Chelsea have raised $500m (£403.1) in ‘fresh investment’ from a private equity firm, according to the Financial Times. The London club are looking to use the money for two ambitious projects: upgrading their stadium and acquiring new clubs in a multi-club model.
The Blues have been one of the biggest spenders in the transfer market in recent years, splashing out over £1bn on new players in the last three transfer windows. However, they are also aware of the need to generate more revenue to sustain their success and comply with financial fair play rules.
The new investment, which comes from Ares Management Corporation, a US-based alternative asset manager, is not going to be used to buy new players. Instead, it will be split in two parts: one would go towards the stadium and another for buying new clubs.
Chelsea are still considering whether they would rebuild Stamford Bridge or build an entirely new stadium at Earl’s Court. The current 40,000-seater stadium does not generate enough money, the club believes. A new stadium could boost their matchday income and enhance their global brand.
Speaking of the global brand, Chelsea are also interested in expanding their presence in other markets by following a multi-club model. This means that they would buy stakes in other clubs around the world and create synergies between them.

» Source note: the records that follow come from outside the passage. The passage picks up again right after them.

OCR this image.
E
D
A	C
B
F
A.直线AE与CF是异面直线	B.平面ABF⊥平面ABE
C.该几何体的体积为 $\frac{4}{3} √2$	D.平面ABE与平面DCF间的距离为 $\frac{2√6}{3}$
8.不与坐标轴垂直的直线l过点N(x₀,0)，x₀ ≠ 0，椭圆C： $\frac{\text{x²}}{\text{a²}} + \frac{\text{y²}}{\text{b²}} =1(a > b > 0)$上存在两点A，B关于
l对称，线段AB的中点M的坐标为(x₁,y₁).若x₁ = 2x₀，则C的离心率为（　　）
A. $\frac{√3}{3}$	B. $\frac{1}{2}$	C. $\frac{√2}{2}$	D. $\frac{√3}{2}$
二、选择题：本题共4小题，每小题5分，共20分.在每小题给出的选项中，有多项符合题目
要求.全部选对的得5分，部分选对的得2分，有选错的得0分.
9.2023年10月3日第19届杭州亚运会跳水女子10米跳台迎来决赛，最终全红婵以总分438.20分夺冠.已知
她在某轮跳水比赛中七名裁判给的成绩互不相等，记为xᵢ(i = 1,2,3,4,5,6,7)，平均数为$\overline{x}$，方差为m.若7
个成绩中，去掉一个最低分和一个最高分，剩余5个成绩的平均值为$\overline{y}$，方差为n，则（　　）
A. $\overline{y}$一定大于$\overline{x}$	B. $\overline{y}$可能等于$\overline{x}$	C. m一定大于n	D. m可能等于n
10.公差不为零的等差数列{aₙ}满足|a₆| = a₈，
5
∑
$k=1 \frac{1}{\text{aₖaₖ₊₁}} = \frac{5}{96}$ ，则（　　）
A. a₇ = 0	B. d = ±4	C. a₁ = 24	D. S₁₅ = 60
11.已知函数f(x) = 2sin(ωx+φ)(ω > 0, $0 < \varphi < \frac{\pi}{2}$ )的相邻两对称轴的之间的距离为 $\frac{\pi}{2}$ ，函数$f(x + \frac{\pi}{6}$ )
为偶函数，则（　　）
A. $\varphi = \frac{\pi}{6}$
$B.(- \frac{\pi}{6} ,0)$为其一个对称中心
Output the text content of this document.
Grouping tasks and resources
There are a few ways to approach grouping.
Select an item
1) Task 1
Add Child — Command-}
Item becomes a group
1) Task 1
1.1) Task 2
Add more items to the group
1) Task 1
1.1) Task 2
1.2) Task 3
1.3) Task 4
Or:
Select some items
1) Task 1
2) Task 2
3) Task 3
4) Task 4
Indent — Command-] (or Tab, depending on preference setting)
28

This strategy has been adopted by other clubs such as Manchester City, who own or have partnerships with clubs in New York, Melbourne, Yokohama, Mumbai and others. Chelsea’s main backer, Roman Abramovich, has reportedly been influenced by his friend Todd Boehly, an American billionaire who owns a minority stake in Chelsea and a majority stake in French side Strasbourg. Boehly & Co. have also been linked with taking over Sporting Lisbon, the Portuguese club that produced Cristiano Ronaldo.
Chelsea hope that by investing in their stadium and multi-club model, they will be able to compete with the likes of Manchester City, Paris Saint-Germain and Real Madrid, who have more financial resources and bigger fan bases.